Se podría pensar sin exactitud que esta creatura trastornada es un resucitador del lenguaje, o el taumaturgo que ejercita la redención de un vocablo agónico, pero más exactamente podría definirse como un ser que se enfrenta todas las noches a un mundo deshabitado, anterior al lenguaje, y es de allí, de ese silencio estrepitoso, de donde provienen sus visiones meteóricas, que coinciden con su acezante sueño, con el fuego compartido y con su vida inacabada.
A veces el poeta es sigiloso y no se aventura a observar de frente a la amenazante palabra, e inventa una elisión al portar el escudo bruñido de Perseo, con el fin de que ella se refleje allí como la Medusa, se observe a sí misma por última vez con su mirada centellante, o nazca en su océano rítmico, en la noche blanca del papel.
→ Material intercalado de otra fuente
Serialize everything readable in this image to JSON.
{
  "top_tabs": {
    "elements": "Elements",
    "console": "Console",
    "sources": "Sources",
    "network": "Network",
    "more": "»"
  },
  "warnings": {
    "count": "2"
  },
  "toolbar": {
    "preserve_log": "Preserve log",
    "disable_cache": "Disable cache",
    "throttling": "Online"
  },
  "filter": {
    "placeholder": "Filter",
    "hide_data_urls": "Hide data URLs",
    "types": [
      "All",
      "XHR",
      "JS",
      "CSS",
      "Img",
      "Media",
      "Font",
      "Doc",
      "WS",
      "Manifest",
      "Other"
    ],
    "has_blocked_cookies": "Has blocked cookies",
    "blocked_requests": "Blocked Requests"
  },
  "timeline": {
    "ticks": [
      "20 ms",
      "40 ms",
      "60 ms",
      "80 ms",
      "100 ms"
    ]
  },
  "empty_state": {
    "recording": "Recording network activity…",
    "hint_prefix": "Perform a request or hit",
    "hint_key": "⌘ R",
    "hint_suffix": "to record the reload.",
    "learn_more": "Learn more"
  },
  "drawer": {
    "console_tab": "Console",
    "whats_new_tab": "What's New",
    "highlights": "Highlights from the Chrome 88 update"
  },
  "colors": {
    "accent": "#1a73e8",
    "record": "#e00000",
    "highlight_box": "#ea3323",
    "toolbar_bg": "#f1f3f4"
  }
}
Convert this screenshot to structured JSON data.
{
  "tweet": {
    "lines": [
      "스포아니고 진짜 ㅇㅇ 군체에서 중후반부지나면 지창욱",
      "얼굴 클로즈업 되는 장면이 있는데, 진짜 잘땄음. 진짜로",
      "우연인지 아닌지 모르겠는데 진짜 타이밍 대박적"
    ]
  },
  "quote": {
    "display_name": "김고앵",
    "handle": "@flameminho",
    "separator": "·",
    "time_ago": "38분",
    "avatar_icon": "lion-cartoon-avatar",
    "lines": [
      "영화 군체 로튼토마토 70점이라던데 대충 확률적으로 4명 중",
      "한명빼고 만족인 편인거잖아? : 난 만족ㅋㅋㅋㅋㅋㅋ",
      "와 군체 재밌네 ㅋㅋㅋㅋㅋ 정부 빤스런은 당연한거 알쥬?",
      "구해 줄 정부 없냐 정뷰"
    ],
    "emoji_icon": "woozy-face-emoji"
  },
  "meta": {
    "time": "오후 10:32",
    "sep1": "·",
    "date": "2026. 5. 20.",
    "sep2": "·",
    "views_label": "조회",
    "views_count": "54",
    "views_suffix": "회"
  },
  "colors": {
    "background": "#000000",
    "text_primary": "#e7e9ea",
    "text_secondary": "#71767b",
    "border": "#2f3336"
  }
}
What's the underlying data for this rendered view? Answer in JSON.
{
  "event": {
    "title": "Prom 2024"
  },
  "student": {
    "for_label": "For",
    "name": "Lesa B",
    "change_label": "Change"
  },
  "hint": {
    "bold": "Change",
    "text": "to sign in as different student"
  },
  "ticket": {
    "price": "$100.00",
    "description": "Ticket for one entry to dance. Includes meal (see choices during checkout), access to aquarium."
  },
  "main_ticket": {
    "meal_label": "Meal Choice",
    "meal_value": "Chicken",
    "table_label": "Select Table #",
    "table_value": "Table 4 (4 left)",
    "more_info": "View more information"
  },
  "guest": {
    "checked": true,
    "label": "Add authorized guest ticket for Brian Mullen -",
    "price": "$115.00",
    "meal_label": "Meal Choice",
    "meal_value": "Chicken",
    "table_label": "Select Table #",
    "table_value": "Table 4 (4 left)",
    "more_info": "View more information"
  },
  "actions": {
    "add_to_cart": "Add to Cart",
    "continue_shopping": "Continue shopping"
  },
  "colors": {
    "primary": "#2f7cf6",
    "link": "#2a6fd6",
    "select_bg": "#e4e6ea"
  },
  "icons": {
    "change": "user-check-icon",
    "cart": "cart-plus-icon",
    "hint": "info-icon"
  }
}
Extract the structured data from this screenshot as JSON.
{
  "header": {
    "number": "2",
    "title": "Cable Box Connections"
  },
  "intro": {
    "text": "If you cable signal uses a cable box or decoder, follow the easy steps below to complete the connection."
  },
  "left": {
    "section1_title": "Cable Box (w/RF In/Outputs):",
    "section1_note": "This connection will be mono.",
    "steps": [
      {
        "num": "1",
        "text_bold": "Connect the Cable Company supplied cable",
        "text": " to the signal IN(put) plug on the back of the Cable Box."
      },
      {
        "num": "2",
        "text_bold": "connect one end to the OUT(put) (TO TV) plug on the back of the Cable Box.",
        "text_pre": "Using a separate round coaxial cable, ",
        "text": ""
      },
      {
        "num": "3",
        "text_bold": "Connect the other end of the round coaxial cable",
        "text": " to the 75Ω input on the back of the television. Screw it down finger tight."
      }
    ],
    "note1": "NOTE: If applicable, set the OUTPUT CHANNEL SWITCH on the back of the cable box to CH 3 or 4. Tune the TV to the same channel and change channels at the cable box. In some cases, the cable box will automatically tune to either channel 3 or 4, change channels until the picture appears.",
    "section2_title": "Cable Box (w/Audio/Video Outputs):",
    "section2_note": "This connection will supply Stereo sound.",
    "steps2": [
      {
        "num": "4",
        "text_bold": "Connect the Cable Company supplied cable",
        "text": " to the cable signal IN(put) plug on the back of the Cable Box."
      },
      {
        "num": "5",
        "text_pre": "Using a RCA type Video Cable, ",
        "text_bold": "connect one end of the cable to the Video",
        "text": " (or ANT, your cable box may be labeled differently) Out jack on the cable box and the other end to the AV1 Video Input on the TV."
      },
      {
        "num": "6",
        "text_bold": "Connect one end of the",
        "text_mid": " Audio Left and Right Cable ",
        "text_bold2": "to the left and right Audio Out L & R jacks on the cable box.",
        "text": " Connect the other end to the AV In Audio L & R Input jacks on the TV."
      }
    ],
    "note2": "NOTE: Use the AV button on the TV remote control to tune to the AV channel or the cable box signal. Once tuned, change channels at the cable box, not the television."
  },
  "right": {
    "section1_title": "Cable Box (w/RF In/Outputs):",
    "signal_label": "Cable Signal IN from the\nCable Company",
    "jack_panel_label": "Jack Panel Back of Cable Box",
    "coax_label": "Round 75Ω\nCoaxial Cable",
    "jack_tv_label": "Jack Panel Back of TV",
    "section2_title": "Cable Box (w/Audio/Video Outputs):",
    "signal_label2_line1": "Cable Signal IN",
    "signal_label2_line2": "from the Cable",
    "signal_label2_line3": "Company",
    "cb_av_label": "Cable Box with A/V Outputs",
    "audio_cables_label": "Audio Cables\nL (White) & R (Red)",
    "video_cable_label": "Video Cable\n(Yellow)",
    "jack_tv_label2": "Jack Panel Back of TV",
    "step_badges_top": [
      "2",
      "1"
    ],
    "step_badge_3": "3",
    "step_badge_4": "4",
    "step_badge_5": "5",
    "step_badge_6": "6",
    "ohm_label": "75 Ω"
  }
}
El combate del poeta con la palabra es asimétrico y siempre lo conduce a la derrota, a un exilio espectral, pues ella se hace visible un solo instante para reflejar su herida originaria, y él debe regresar quedamente después de una lucha despiadada.
Las huestes que persiguen a este ser dividido avanzan en la oscuridad. La palabra es la perpetua evanescente, la inasible, y la cacería liderada bajo el imperio de la oscuridad debe oficiarse sin ambages. Por eso a veces creemos que este artífice es quien lleva el lenguaje a un sitio irretornable, pero es tan sólo quien denuncia la intemperie de la lengua, la soledad que inventan los vocablos, la condena de un lenguaje fragmentario, el calabozo de su representación. Es quien vigila un rostro amado en un espejo roto.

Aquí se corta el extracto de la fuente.